17 Wash. 1 | Wash. | 1897

The opinion of the court was delivered by

Gordon, J.

In January, 1892, the appellant executed his promissory note in the sum of $3,000, payable six months after date, and delivered the same to O. I. Helm, payee therein named. Thereafter said note was indorsed and delivered to one David Murray, and subsequently, before the commencement of this action, was by him indorsed and delivered to the respondent, his wife, who brought the present action. At the trial appellant offered evidence tending to show that at the time of executing the note he was indebted to Helm, the exact amount of which indebtedness was not then known and could hot be ascertained until the termination of certain business transactions then pending between them; that the note was executed and delivered at Helm’s request, upon the express understanding and agreement that, when the amount of indebtedness should be ascertained and determined, a new note should be given for such true amount and substituted for the note in suit. Helm thereafter delivered this note to Murray as collateral security, and fully informed him of the agreement between himself and the appellant with reference to substituting a new note when the amount of appellant’s indebtedness to him should be ascertained. To this arrangement Murray assented and agreed to be bound. Subsequently, it was ascertained that the indebtedness actually owing to Helm by the appellant was about $1,600, *3and thereupon appellant executed a note in that sum and delivered the same to Helm who, in turn, indorsed and tendered it to Murray, and requested the return of the note in suit, which was refused. It was conceded at the trial that the respondent came into possession of the note with full knowledge of the facts here stated, and after the maturity of the note. Appellant, having rested his case, the court, upon motion of respondent’s counsel, directed a verdict in her favor, and from a judgment entered thereon the defendant appealed.

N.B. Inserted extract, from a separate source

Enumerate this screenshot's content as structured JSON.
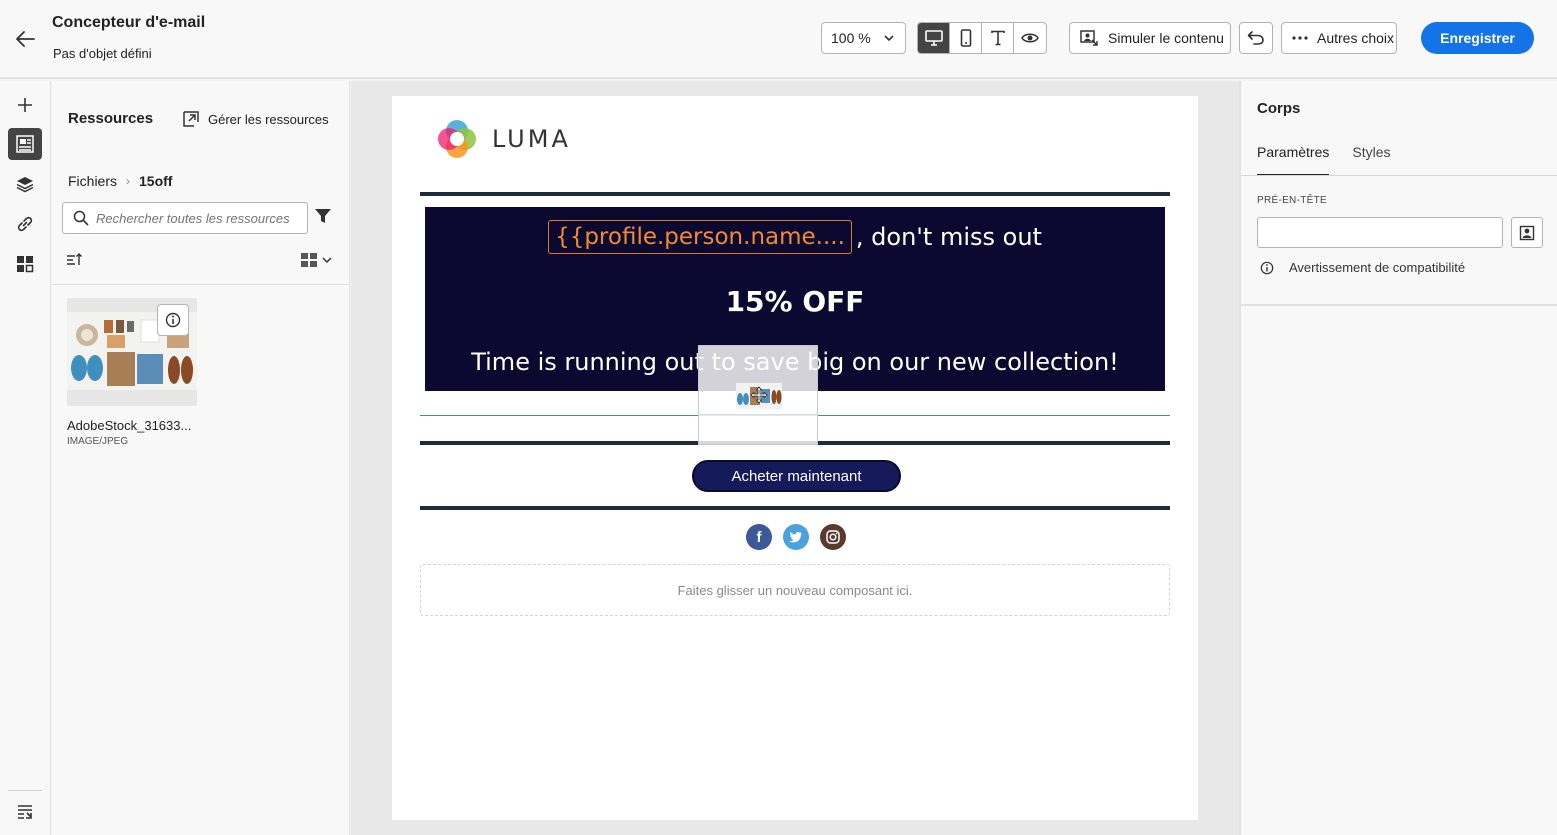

It is obvious that had the note remained in the hands of Helm the defense, which the evidence above referred to tended to establish, would have been complete, and it seems equally clear that where one purchases a note with notice he is in no better position than the payee himself. 3 Randolph, Commercial Paper, § 1816; Small v. Smith, 1 Denio, 583.

The objection that the tender of the note should have been kept good is not pertinent. The appellant complied strictly with the terms of his agreement and executed and delivered a new note in accordance therewith. The failure of Helm to keep the tender good can be of no consequence, since it was no part of the duty devolving upon appellant.

We think the learned trial judge erred in directing a verdict, and the judgment will be reversed and the cause remanded for a new trial.

Anders, Reavis and Dukbar, JJ., concur.